Of the seven Achannas— sons of Robert Achanna of Achanna
in Galloway, self-exiled in the far North because of a bitter feud
with his kindred— who lived upon Eilanmhor in the Summer
Isles, there was not one who was not, in more or less degree,
or at some time or other, fey.

Doubtless I shall have occasion to allude to them again, and
almost certainly to the two youngest; for they were the strangest
folk I have known or met anywhere in the Celtic lands, from
the sea-pastures of the Solway to the wrack-strewn beaches of
Lewis. Upon James, the seventh son, the doom of his people
fell last and most heavily. Some day I may tell the full story
of his strange life and tragic undoing, and of his piteous end.

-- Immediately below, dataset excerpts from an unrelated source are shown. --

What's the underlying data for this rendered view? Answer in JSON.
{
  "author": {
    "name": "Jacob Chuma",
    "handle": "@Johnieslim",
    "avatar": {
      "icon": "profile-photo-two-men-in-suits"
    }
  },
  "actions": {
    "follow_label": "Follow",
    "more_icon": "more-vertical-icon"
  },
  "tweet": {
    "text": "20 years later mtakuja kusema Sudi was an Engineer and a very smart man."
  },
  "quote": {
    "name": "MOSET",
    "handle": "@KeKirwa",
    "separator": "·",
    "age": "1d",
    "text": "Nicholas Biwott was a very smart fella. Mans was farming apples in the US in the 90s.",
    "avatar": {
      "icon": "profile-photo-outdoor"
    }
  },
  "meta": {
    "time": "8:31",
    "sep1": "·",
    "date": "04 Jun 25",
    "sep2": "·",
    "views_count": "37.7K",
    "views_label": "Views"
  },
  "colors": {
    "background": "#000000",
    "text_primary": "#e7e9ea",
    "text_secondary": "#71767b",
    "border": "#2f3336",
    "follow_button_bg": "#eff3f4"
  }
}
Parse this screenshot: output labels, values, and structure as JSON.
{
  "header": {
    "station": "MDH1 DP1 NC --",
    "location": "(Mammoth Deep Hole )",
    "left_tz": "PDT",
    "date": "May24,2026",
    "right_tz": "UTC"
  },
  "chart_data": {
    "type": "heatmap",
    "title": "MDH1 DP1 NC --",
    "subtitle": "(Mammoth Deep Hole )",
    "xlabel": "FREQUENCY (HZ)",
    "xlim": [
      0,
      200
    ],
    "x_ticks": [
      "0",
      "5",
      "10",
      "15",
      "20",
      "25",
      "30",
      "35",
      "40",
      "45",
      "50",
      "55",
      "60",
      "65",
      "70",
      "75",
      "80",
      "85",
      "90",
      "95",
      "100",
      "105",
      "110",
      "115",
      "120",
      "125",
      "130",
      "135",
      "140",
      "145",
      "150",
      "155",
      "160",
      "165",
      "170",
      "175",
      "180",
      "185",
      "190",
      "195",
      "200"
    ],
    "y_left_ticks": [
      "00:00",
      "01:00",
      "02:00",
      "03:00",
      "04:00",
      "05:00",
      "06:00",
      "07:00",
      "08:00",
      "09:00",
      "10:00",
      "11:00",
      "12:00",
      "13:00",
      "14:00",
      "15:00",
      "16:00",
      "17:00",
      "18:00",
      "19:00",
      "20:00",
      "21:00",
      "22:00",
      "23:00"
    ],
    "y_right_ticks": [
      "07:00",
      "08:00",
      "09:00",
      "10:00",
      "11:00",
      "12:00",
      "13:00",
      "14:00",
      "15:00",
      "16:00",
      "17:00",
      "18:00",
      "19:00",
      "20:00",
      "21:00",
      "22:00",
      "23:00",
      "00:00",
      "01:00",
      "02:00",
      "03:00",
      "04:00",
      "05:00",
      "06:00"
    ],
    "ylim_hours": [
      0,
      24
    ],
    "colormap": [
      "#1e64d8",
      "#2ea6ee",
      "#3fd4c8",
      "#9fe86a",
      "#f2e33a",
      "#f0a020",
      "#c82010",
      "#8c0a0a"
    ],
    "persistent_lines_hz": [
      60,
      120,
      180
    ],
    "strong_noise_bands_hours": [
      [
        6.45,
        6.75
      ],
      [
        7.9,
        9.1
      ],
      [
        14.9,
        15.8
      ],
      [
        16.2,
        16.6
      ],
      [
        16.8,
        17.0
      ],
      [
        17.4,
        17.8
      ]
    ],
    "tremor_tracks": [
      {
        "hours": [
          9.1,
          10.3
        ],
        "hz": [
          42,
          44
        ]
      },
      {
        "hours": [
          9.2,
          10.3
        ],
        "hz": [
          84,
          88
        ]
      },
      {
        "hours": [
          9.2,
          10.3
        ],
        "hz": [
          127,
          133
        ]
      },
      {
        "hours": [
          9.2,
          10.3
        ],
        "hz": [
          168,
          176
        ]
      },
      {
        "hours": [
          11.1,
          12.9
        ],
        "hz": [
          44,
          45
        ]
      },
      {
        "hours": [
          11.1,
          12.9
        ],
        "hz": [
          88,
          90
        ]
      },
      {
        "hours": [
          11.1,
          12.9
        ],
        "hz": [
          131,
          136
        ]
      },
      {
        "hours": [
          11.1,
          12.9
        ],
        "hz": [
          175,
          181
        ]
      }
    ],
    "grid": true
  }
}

As it happened, I knew best the eldest and youngest of the
brothers, Alasdair and James. Of the others, Robert, Allan,
William, Marcus, and Gloom, none save the last-named sur-
vives— if peradventure he does— or has been seen of man for
many years past. Of Gloom— strange and accountable name,
which used to terrify me, the more so as by the whim of fate it
was the name of all names suitable for Robert Achanna’s sixth
son— I have long known nothing beyond the fact that ten
years or more ago he was a Jesuit priest in Rome, a bird of
passage, whence come and whither bound no inquiries of
mine could discover. Two years ago a relative told me that
Gloom was dead, that he had been slain by some Mexican
noble in an old Spanish city beyond the seas. Doubtless

the news was founded on truth, though I have ever a vague
unrest when I think of Gloom, as though he were travelling
hitherward, as though his feet, on some urgent errand, were
already white with the dust of the road that leads to my house.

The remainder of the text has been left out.